Representantes da Agência Colombiana para a Reintegração (ACR) viajam hoje (14) para a África e Ásia a fim de assessorar os governos do Congo, das Filipinas e da Coreia do Sul em seus respectivos programas de reintegração social. A delegação que irá ao Congo trabalhará durante um mês com uma Unidade Nacional de Desarme, Desmobilização e Reinserção, em temas de reintegração comunitária, reintegração econômica e corresponsabilidade.

 

 

No país africano, a equipe visitará regiões em situação de pós-conflito e fará um intercâmbio, repassando informações sobre o programa colombiano de reintegração e conhecendo o que está sendo feito no Congo.

 

 

De acordo com a ACR, o segundo grupo viajará para as Filipinas durante uma semana. Vai conhecer os avanços no país em matéria de reintegração e repassar recomendações para que o processo de reinserção social de ex-guerrilheiros tenha êxito.
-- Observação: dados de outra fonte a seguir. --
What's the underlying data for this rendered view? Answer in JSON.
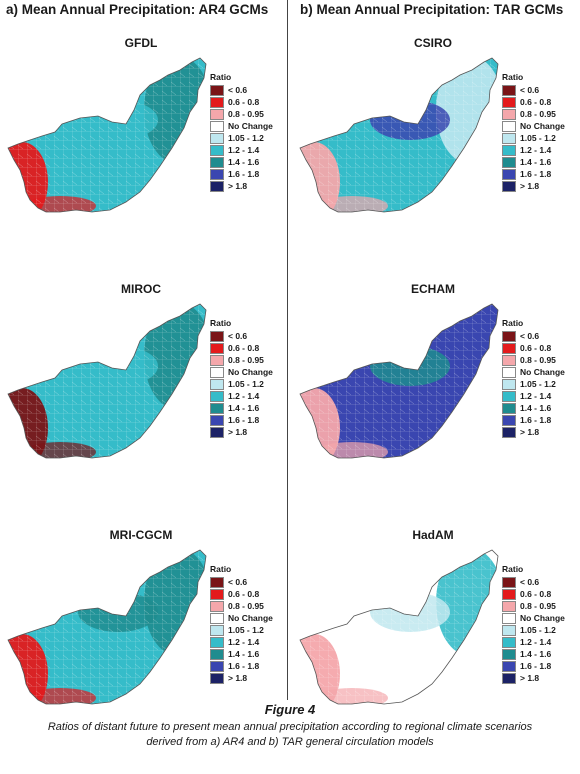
{
  "columns": [
    {
      "title": "a) Mean Annual Precipitation: AR4 GCMs"
    },
    {
      "title": "b) Mean Annual Precipitation: TAR GCMs"
    }
  ],
  "legend": {
    "title": "Ratio",
    "classes": [
      {
        "label": "< 0.6",
        "color": "#7a1417"
      },
      {
        "label": "0.6 - 0.8",
        "color": "#e31a1c"
      },
      {
        "label": "0.8 - 0.95",
        "color": "#f4a7ab"
      },
      {
        "label": "No Change",
        "color": "#ffffff"
      },
      {
        "label": "1.05 - 1.2",
        "color": "#bfe7ef"
      },
      {
        "label": "1.2 - 1.4",
        "color": "#35bcc9"
      },
      {
        "label": "1.4 - 1.6",
        "color": "#1f8c8f"
      },
      {
        "label": "1.6 - 1.8",
        "color": "#3a46b0"
      },
      {
        "label": "> 1.8",
        "color": "#1c2266"
      }
    ]
  },
  "panels": [
    {
      "model": "GFDL",
      "column": "a",
      "dominant": "1.2 - 1.4",
      "west": "0.6 - 0.8",
      "east": "1.4 - 1.6",
      "north": "1.2 - 1.4"
    },
    {
      "model": "CSIRO",
      "column": "b",
      "dominant": "1.2 - 1.4",
      "west": "0.8 - 0.95",
      "east": "1.05 - 1.2",
      "north": "1.6 - 1.8"
    },
    {
      "model": "MIROC",
      "column": "a",
      "dominant": "1.2 - 1.4",
      "west": "< 0.6",
      "east": "1.4 - 1.6",
      "north": "1.2 - 1.4"
    },
    {
      "model": "ECHAM",
      "column": "b",
      "dominant": "1.6 - 1.8",
      "west": "0.8 - 0.95",
      "east": "1.6 - 1.8",
      "north": "1.4 - 1.6"
    },
    {
      "model": "MRI-CGCM",
      "column": "a",
      "dominant": "1.2 - 1.4",
      "west": "0.6 - 0.8",
      "east": "1.4 - 1.6",
      "north": "1.4 - 1.6"
    },
    {
      "model": "HadAM",
      "column": "b",
      "dominant": "No Change",
      "west": "0.8 - 0.95",
      "east": "1.2 - 1.4",
      "north": "1.05 - 1.2"
    }
  ],
  "figure": {
    "label": "Figure 4",
    "caption_line1": "Ratios of distant future to present mean annual precipitation according to regional climate scenarios",
    "caption_line2": "derived from a) AR4 and b) TAR general circulation models"
  }
}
Depois, a equipe irá à Coreia do Sul para conhecer o modelo sul-coreano de reintegração.

 

 

O diretor-geral da ACR, Alejandro Éder, disse, em nota, que o formato sul-coreano é similar ao colombiano. “Há componentes multidisciplinares que incluem aspectos educacionais, culturais, sociais e psicológicos no processo desenvolvido lá, de maneira parecida ao trabalho que realizamos”, destacou.

 

 

De acordo com o último levantamento da agência, 31.050 colombianos foram atendidos em processos de reintegração. Os desmobilizados de guerrilhas e de grupos paramilitares que desertam são orientados por um tutor durante sete anos e recebem auxilio financeiro, custeio para cursos de ensino regular e profissionalizantes, bem como apoio psicológico e social.

 

 

A ACR também atua como intermediária entre empresas que aderem ao programa e os reintegrados, na busca por oportunidades de trabalho.

 

 

Há dois tipos de reintegração. A individual se aplica ao caso de guerrilheiros que abandonam grupos que ainda estão em atividade, como as Forças Armadas Revolucionárias da Colômbia (Farc) e o Exército da Libertação Nacional (ELN). A reintegração coletiva se dá no caso de desmobilizações em massa quando, mediante acordo, um grupo se desmobiliza. Foi o que ocorreu com as Autodefesas Colombianas (AUC), paramilitares desmobilizados em 2008.

 

 

Um dos pontos de negociação entre as Farc e o governo é justamente a reintegração de ex-guerrilheiros. No processo atual, o reintegrando deve prestar contas de suas atividades e, durante o programa, tem liberdade condicionada ao cumprimento das normas, assistência aos eventos e programações da ACR.

 

 

Enquanto o processo de paz não é concluído, o governo faz campanhas periódicas de incentivo à desmobilização individual. No ano passado, a Agência Brasil conheceu histórias de desmobilizados que fazem parte do programa colombiano e que agora incentivam ex-companheiros de guerrilha a deixar as armas.